Полоса черной, выжженной земли — жирный пепел лишь в одном месте нарушен танковыми гусеницами…
Края траншеи размыты — перепрыгнув через нее, я с трудом удерживаюсь на ногах. Справа короткий дот утыкается в дощатую дверь землянки, дверь распахивается, выскочивший соц-нацик, получив очередь прямо в лицо, неловко взмахивает карабином, валится вниз, лужа на дне окопа розово пенится — а в проем, из которого он появился, крутясь, улетает ребристый кругляш ручной гранаты.
Мокрая трава скользит под рукой… дождь почти затих и стая красных светлячков со свистом несется над залегшей цепью — пулемет врытого танка, захлебываясь, лупит трассерами. Миг спустя танк вдруг вспыхивает неожиданно ярким ровным пламенем. Кто его так? Непонятно…
Свист, грохот — слева из-под земли вырастает огненный куст, тугая волна хлещет по ушам, разом отрезая все звуки, и в этом беззвучье прямо передо мной падает сапог.

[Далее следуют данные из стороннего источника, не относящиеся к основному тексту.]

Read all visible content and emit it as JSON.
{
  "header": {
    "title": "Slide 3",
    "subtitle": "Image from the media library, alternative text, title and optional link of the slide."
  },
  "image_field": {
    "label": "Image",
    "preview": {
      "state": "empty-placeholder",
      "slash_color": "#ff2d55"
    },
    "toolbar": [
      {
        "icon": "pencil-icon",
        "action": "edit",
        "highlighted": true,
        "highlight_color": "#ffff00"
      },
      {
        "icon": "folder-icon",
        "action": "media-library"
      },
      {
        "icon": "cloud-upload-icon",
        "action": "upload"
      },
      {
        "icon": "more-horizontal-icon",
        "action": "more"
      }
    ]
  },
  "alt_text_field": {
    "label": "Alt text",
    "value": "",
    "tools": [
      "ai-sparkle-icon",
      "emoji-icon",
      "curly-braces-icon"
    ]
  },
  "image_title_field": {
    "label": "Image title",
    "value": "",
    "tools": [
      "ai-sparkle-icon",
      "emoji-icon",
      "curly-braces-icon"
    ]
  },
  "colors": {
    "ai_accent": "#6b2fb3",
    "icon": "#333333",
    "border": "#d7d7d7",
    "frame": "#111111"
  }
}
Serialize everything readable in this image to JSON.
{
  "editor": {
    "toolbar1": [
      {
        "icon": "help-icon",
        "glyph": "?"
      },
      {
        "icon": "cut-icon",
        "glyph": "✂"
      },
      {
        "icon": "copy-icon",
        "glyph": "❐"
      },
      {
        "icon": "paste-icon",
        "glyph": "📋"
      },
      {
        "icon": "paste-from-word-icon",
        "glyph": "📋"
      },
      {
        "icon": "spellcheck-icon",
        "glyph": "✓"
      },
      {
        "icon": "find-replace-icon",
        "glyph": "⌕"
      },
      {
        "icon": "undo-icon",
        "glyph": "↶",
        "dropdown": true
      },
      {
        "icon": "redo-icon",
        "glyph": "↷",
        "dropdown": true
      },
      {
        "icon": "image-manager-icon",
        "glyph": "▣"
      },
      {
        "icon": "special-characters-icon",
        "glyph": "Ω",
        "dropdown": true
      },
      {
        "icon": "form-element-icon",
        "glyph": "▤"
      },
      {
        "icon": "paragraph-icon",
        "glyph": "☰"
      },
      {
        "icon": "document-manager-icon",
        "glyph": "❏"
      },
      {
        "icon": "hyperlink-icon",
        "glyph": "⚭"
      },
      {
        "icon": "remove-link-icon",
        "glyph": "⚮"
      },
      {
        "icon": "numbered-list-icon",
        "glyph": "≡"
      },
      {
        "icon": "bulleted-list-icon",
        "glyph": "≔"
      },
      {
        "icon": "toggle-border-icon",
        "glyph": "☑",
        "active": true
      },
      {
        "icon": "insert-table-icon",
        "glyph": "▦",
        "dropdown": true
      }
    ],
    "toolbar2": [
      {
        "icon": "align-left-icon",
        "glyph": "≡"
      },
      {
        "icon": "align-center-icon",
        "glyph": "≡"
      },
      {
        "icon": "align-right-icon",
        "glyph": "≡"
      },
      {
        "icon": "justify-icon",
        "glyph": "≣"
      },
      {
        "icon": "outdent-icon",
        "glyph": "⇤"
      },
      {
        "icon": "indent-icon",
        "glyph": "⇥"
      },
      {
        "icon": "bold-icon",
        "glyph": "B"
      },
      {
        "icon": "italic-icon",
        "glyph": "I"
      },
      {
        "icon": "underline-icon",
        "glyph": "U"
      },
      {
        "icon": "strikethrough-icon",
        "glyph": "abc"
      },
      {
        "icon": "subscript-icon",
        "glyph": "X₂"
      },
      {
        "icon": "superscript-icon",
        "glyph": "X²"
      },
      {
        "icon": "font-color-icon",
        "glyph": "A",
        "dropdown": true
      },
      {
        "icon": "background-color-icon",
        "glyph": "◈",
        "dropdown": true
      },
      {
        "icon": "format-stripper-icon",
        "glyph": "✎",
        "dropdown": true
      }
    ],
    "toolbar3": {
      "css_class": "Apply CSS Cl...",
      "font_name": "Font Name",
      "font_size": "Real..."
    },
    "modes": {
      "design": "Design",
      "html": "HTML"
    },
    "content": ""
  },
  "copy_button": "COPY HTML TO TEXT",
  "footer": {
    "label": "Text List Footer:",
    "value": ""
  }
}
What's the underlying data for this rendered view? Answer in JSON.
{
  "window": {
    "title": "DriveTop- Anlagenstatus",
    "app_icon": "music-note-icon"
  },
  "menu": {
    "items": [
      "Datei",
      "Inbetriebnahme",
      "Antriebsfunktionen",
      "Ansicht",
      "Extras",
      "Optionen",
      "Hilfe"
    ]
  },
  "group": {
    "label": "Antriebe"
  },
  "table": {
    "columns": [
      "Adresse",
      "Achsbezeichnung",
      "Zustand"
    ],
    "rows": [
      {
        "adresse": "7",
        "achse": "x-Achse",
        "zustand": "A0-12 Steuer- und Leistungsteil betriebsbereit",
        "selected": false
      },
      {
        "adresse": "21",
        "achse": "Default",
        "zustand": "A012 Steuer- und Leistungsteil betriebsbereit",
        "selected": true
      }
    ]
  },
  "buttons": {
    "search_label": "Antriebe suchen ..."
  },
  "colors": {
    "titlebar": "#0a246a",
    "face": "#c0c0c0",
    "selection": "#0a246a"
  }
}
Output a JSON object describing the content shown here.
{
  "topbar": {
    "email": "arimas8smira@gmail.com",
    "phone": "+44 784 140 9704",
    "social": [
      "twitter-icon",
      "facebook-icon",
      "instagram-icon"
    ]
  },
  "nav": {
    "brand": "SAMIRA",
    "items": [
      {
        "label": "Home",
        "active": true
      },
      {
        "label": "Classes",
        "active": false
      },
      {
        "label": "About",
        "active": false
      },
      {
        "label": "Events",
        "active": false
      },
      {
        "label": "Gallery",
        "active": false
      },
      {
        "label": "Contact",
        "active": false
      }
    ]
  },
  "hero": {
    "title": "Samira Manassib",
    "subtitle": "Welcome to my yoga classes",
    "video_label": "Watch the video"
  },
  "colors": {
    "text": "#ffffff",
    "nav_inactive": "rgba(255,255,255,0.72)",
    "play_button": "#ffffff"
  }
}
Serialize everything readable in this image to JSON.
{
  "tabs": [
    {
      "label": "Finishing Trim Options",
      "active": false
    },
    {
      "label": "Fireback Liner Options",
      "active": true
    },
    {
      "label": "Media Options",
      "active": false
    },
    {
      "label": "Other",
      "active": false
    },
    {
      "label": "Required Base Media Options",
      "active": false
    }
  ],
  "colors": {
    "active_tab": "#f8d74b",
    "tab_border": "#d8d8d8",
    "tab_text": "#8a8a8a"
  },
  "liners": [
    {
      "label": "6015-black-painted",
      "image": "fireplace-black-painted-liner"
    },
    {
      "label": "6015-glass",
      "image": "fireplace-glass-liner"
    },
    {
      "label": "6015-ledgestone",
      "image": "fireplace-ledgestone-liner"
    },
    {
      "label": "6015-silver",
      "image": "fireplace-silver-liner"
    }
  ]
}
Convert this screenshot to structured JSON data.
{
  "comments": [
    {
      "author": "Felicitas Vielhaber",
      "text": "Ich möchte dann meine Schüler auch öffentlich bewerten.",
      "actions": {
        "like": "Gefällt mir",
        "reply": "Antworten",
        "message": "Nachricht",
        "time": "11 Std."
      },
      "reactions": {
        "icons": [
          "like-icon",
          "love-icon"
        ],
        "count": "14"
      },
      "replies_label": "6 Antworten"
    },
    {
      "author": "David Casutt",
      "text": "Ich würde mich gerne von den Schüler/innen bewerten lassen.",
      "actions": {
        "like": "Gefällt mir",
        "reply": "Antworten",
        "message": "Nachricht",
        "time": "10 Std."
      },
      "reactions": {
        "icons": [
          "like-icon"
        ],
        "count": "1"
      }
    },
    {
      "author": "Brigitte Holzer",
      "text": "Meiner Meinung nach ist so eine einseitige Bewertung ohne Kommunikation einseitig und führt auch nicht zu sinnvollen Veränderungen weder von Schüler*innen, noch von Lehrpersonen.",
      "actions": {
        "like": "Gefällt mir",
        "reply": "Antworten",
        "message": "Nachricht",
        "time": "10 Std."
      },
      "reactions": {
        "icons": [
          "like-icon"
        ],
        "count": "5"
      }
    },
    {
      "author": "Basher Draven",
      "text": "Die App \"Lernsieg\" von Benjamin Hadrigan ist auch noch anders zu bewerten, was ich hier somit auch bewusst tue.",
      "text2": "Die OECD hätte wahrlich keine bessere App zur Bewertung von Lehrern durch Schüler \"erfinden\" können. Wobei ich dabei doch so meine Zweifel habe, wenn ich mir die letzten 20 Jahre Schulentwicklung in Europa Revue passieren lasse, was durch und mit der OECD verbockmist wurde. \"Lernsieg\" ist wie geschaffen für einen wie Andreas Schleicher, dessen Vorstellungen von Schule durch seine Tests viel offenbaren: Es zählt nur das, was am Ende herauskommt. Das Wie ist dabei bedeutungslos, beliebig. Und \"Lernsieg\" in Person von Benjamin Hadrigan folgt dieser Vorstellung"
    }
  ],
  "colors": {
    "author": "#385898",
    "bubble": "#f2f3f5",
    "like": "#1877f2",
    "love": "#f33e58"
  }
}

Сапог… я тупо смотрю на него секунд пять, пока не понимаю, что этот сапог — не пустой.
Вторая мина падает с большим недолетом где-то позади.
И, напоследок — я сижу на каком-то ящике, в руках обжигающе-горячая алюминиевая кружка, но каждый раз, как пытаюсь поднести ее ко рту, начинается тремор, такой, что при попытке глотнуть большая часть выплескивается на подбородок… право слово, так и без зубов остаться недолго.
Глава седьмая
Больше в тот день синие не атаковали. Равно как и на рассвете следующего. Правда, совсем уж расслабляться нам не позволяла их артиллерия, с некоей — так и не выявленной нами точно — периодичностью учинявшая огневые налеты на занимаемый нами участок земной тверди. Серьезного ущерба сии упражнения нам не причиняли, служа лишь дополнительным стимулом для работы лопатой.
Без пяти десять выползший на нейтралку «поохотиться» унтер Серебров из 11-го батальона засек одинокого пластуна, резво ползущего в сторону наших окопов. Еще через минуту по этому пластуну заработал пулемет. К счастью, синий пулеметчик настолько увлекся процессом, что высунулся едва ли не по пояс и был немедленно вознагражден за подобное рвение снайперской пулей в переносицу. Его же мишень, загнанно хрипя, очутилась в нашей траншее, не будучи обременена при этом «лишними» дырами.